The challenge right now is to ensure that as volume comes back into the system, we realize the full economic benefits of that volume. That we don't allow costs that we just took out of the system at relatively great expense and pain to creep back into the system without an explicit agreement that that's appropriate to do so.

Number two, as we begin to see the outline of this recovery, [is] trying to get enough visibility into it to decide to what extent there are any fundamental changes needed to the strategy we had been pursuing, going forward. For example, as you look at the six segments we're in, have any been impacted in a way that suggests that the fundamentals of those segments going forward are not going to be the same as they have been.
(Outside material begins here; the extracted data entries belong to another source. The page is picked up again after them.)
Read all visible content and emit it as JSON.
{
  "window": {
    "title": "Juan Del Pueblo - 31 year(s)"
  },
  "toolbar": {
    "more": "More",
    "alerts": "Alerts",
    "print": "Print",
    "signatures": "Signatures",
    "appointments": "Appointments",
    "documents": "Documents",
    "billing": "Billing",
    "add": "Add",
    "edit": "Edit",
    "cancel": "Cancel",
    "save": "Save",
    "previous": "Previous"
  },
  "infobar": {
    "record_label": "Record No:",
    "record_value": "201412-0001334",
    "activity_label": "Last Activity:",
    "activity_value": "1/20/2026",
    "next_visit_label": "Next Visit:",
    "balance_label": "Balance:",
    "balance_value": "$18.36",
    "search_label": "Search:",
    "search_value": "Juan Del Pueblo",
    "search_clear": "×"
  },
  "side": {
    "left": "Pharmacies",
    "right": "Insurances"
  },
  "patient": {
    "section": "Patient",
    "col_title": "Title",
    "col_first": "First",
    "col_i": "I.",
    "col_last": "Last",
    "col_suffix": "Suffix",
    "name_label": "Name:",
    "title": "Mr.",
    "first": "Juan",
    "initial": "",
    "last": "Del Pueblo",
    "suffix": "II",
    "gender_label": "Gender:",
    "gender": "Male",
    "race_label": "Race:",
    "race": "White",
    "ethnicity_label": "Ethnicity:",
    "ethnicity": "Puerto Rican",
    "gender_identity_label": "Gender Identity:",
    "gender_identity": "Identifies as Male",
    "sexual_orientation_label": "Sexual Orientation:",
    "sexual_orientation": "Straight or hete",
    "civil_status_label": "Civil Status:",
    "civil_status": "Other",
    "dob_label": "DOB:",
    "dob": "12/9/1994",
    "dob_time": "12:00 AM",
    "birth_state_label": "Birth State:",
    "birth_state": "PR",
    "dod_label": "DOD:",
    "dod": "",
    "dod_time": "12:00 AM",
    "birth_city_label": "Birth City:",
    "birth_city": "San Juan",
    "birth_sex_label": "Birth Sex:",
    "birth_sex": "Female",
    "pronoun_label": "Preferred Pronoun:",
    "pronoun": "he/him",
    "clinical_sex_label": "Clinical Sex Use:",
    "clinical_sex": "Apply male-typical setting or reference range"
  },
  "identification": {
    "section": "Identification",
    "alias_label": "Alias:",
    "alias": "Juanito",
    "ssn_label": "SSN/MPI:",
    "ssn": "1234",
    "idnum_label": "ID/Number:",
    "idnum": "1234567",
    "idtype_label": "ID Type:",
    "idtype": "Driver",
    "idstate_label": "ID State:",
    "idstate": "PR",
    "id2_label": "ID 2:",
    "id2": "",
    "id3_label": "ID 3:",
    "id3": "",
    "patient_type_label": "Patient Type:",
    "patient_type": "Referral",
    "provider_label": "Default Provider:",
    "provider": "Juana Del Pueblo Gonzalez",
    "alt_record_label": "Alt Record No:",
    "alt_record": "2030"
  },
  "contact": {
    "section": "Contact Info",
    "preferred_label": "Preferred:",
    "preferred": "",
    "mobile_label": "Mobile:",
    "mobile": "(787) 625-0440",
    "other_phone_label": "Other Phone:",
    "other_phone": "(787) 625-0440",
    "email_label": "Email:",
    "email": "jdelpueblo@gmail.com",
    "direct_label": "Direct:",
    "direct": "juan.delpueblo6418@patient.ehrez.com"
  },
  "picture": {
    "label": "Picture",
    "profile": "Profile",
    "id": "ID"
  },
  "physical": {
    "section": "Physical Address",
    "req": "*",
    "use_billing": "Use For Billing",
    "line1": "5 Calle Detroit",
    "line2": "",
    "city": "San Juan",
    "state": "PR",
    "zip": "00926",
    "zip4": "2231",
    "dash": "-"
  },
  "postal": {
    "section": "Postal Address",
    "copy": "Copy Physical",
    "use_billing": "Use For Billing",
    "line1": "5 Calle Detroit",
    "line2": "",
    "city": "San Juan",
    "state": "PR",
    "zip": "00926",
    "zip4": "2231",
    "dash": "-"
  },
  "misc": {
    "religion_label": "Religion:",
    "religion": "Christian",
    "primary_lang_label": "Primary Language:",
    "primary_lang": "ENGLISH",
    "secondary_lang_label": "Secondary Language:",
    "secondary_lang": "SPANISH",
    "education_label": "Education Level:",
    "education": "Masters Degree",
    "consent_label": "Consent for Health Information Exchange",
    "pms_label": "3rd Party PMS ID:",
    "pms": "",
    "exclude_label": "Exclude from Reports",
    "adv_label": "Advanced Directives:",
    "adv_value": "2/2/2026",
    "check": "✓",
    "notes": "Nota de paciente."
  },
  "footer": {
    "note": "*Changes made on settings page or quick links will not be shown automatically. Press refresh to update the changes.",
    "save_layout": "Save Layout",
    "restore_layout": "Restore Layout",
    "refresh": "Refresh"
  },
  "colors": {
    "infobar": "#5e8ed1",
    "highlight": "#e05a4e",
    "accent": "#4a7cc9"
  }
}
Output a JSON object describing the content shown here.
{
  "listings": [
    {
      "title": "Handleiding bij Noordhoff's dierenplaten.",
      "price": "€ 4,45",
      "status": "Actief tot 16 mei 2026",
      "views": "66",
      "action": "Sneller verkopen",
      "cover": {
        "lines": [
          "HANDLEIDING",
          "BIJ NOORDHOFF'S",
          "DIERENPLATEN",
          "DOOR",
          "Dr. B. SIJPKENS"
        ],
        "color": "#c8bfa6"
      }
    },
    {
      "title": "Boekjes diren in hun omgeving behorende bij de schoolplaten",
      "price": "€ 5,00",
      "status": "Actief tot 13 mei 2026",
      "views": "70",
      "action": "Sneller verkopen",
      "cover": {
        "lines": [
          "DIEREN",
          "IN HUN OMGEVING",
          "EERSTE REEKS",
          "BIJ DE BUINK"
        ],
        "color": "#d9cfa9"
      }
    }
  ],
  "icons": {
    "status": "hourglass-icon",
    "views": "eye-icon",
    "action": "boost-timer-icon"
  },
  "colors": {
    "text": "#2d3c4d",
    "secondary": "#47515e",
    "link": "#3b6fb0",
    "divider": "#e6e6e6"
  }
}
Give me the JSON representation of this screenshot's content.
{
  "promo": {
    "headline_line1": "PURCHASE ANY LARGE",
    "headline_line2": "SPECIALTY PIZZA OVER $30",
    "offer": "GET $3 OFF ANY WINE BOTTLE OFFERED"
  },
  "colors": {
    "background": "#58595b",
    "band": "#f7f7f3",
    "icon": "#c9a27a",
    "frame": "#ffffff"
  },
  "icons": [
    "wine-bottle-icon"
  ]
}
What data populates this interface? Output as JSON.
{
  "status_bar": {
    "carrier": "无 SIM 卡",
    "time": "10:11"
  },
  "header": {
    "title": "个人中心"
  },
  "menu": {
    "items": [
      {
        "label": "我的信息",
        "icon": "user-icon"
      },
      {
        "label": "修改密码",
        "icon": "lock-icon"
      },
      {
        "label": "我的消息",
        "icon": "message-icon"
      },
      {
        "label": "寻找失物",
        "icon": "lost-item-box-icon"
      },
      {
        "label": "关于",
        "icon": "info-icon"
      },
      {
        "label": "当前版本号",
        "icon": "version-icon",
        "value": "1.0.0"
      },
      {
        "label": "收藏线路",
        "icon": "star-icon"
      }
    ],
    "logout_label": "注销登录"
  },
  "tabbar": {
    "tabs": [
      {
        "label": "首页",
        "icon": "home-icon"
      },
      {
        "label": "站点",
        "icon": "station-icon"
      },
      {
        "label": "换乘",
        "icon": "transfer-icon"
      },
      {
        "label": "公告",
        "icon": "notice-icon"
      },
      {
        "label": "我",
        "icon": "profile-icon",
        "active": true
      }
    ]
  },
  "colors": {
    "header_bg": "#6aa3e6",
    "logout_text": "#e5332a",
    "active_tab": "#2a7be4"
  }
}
There may be more opportunities in some segments and fewer in others.

How were you able to get your liquidity in hand?
I would characterize it as an attempt focused on working capital management. We have made it a great rallying cry around Eaton to pull working capital out of the system as our sales declined. Through a series of meetings and metrics and just constant focus we have achieved great progress. To give you an illustration, since the end of last year we've pulled about 13 days on hand of inventory out of the system. In addition to the inventory simply coming out because sales are going down, we've greatly improved our inventory efficiency by pulling down the days on hand.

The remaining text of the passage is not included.